= 1952–53 Soviet Cup (ice hockey) =

The 1952–53 Soviet Cup was the third edition of the Soviet Cup ice hockey tournament. 25 teams participated in the tournament, which was won by Dynamo Moscow.

==Regular season==

=== 1/16 Finals===
| Dynamo Moscow | 8:3 | SK im. Stalina Molotov |
| Dynamo Tallinn | 6:2 | Dzerzhinets Chelyabinsk |
| VVS MVO Moscow | 19:1 | Dinamo Riga |
| Daugava Riga | 6:4 | Dynamo Novosibirsk |
| Dynamo Sverdlovsk | 9:0 | Institut im.
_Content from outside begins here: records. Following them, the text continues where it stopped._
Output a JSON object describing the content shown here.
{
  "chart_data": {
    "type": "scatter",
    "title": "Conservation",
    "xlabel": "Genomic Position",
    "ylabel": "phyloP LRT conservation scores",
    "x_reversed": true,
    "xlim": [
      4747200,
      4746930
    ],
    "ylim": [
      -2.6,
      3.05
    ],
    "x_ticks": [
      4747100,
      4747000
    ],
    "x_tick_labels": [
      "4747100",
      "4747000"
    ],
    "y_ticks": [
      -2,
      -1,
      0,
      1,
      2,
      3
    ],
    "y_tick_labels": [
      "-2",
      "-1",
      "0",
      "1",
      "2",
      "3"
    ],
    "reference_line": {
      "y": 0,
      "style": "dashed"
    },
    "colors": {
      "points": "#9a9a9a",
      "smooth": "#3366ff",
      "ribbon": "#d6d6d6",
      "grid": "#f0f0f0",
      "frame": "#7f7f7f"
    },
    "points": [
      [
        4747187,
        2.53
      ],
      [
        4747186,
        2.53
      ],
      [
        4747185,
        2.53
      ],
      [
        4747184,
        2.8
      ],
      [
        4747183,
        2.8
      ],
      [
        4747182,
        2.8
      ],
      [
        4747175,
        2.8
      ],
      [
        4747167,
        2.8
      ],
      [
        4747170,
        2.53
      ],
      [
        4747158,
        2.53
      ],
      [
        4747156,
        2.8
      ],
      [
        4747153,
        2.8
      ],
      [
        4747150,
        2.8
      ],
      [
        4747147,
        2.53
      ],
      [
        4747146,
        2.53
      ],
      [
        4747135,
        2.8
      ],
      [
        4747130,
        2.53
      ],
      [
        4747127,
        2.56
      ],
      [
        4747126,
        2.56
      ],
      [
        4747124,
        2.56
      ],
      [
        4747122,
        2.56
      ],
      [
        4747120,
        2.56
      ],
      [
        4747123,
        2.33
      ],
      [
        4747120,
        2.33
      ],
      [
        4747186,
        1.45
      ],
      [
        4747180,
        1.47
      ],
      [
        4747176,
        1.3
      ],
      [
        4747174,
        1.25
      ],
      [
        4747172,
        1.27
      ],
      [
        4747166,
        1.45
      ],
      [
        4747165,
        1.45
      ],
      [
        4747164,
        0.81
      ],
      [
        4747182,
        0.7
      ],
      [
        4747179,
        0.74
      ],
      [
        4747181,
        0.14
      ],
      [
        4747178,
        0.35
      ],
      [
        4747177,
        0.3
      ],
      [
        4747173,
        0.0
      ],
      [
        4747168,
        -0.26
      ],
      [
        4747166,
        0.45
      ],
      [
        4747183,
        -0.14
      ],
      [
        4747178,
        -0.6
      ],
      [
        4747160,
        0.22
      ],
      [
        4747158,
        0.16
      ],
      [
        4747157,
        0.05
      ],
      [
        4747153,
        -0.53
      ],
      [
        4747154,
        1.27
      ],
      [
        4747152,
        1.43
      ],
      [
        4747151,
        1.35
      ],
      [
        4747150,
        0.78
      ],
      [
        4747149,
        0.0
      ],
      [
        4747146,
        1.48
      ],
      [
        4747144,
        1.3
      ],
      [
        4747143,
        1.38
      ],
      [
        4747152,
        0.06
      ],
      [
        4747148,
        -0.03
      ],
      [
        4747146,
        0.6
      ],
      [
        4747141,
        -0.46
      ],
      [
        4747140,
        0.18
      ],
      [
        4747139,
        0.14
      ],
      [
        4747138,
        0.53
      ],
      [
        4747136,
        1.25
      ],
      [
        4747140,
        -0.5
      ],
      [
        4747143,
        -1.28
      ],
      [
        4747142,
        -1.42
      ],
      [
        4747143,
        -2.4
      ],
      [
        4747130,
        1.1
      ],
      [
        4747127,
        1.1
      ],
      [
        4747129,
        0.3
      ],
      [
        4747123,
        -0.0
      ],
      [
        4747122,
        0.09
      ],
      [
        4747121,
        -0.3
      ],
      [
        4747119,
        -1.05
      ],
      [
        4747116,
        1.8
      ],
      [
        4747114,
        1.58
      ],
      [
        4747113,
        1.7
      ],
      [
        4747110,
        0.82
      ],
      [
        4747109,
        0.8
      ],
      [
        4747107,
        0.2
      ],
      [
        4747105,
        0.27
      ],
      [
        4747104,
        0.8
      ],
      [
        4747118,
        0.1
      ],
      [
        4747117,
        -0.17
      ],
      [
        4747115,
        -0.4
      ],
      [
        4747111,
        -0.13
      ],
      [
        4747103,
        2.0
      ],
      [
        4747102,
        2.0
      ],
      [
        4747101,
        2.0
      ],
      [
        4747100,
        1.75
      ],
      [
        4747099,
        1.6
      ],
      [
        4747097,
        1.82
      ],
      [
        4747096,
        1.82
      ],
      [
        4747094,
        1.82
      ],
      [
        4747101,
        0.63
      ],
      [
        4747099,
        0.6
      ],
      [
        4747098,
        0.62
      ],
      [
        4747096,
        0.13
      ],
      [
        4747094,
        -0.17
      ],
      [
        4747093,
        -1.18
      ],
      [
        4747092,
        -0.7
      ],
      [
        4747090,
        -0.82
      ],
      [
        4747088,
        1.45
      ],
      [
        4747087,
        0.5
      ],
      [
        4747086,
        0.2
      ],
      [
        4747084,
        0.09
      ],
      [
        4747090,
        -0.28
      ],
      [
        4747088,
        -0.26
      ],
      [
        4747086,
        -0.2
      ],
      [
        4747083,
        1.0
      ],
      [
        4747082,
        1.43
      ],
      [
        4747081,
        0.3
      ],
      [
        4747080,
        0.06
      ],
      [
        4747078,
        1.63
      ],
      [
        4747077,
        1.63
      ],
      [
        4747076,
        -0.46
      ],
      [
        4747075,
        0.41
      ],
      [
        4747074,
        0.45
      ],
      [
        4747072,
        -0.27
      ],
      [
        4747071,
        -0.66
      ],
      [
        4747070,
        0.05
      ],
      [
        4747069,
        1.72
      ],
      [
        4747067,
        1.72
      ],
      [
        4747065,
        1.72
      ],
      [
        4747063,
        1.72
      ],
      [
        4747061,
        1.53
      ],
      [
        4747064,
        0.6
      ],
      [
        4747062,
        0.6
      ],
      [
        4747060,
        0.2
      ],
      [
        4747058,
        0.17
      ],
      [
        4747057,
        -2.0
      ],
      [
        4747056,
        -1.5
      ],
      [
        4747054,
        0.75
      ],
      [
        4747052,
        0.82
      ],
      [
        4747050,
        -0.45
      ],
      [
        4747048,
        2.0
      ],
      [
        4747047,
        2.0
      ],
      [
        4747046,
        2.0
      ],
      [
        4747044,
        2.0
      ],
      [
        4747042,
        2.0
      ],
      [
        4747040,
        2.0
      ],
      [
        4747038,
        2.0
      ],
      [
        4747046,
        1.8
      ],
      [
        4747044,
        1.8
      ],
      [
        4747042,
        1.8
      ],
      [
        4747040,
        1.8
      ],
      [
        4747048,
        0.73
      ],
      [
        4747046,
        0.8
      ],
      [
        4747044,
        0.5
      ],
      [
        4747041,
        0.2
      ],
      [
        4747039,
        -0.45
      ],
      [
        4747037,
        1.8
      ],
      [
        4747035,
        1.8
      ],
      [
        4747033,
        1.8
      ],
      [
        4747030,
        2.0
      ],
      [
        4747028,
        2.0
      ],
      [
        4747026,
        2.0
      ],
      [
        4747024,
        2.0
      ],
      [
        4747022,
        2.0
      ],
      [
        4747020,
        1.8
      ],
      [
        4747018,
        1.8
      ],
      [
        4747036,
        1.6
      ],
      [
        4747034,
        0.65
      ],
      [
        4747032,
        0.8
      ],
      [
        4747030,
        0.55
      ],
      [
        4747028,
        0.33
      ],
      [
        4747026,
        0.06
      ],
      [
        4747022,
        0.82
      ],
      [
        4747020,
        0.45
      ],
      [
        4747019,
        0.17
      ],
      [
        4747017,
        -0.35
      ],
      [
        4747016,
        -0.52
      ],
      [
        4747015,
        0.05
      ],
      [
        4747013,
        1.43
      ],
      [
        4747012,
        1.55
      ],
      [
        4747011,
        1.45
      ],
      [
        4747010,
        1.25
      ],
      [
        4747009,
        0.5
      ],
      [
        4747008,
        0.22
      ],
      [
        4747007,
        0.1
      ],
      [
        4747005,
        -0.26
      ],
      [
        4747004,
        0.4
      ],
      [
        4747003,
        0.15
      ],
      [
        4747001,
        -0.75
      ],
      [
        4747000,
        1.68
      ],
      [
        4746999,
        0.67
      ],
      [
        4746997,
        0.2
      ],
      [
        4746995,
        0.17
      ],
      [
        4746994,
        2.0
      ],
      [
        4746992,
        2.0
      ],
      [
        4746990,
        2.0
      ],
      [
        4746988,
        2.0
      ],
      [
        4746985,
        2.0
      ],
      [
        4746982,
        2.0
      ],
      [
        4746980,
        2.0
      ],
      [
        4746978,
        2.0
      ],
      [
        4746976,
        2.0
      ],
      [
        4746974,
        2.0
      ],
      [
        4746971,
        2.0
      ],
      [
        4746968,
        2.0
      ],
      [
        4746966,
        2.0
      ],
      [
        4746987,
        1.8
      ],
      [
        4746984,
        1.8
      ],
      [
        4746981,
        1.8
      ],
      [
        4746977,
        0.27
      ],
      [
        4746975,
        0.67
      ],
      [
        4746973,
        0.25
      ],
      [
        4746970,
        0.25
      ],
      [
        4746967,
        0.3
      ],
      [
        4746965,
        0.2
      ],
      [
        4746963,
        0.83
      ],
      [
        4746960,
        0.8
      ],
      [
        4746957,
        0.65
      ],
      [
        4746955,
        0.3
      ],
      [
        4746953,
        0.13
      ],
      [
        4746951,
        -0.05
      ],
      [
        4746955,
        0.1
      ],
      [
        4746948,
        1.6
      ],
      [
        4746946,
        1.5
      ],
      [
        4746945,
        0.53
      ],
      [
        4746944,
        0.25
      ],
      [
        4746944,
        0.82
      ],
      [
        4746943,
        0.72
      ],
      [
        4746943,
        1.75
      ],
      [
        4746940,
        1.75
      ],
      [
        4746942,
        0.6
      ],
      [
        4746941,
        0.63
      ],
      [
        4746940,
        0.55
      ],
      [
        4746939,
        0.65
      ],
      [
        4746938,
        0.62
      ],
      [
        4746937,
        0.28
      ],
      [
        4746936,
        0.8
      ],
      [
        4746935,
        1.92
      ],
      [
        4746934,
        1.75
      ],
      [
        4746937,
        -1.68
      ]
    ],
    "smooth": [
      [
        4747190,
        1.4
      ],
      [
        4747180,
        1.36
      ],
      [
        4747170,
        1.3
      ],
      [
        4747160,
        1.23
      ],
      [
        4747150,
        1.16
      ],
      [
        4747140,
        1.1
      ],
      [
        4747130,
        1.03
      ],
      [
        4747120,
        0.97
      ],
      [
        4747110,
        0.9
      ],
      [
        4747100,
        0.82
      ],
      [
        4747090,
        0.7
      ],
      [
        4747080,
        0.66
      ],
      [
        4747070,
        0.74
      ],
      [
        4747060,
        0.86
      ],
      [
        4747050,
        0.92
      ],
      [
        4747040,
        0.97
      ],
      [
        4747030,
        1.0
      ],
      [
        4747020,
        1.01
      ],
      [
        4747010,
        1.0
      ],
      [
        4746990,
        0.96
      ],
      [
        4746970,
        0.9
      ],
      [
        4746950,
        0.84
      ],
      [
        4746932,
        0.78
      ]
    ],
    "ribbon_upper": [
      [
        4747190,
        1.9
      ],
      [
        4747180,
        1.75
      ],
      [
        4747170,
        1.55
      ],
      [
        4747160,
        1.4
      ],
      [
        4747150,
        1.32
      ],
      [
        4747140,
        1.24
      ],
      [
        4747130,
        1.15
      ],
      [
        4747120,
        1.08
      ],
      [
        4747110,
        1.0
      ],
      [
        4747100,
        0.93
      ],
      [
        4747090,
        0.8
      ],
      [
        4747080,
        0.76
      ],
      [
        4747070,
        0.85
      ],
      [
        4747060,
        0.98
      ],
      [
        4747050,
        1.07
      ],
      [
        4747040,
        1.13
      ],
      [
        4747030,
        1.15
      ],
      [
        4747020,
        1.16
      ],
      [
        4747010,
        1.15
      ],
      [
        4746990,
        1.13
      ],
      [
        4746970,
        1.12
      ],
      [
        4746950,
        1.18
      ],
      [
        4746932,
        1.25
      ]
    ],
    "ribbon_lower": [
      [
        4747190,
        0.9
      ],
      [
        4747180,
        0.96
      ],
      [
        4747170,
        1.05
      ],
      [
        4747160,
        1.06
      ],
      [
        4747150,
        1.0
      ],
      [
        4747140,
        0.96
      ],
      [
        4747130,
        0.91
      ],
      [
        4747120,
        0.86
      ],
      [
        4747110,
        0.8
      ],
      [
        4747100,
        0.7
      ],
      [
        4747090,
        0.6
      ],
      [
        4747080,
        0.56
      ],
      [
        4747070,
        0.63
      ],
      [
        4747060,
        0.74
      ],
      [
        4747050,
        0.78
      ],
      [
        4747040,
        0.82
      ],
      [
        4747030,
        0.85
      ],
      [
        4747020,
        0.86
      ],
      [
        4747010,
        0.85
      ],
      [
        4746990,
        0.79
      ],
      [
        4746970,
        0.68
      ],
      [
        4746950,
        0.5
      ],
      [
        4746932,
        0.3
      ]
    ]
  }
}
Lesgafta Leningrad |
| Krylya Sovetov Moscow | 31:0 | Kalev Tallinn |
| Spartak Moscow | 12:4 | VVS MVO Moscow II |
| Dynamo Leningrad | 10:2 | Zalgiris Kaunas |
| CDSA Moscow | 22:0 | Nauka Minsk |
| ODO Leningrad | 7:4 | Torpedo Gorky |

=== 1/8 Finals ===
| Dinamo Minsk | 1:2 | Spartak Minsk |
| Inkaras Kaunas | 1:16 | Dynamo Moscow |
| Daugava Riga | 6:0 | Dynamo Sverdlovsk |
| VVS MVO Moscow | 6:0 | Dynamo Tallinn |
| Spartak Moscow | 7:10 | Dynamo Leningrad |
| CDSA Moscow | 7:3 | ODO Leningrad |
| Krylya Sovetov Moscow | 4:1 | ODO Novosibirsk |
| Khimik Elektrostal | (W)* | |

=== Quarterfinals ===
| Spartak Minsk | 1:7 | Dynamo Moscow |
| Daugava Riga | 2:5 | VVS MVO Moscow |
| Dynamo Leningrad | 2:7 | CDSA Moscow |
| Krylya Sovetov Moscow | 14:3 | Khimik Elektrostal |

===Semifinals===
| Dynamo Moscow | 3:2 | VVS MVO Moscow |
| CDSA Moscow | 6:0 | Krylya Sovetov Moscow |

===Final===
| Dynamo Moscow | 3:2 | CDSA Moscow |
(* Automatic victory because opponent did not participate.)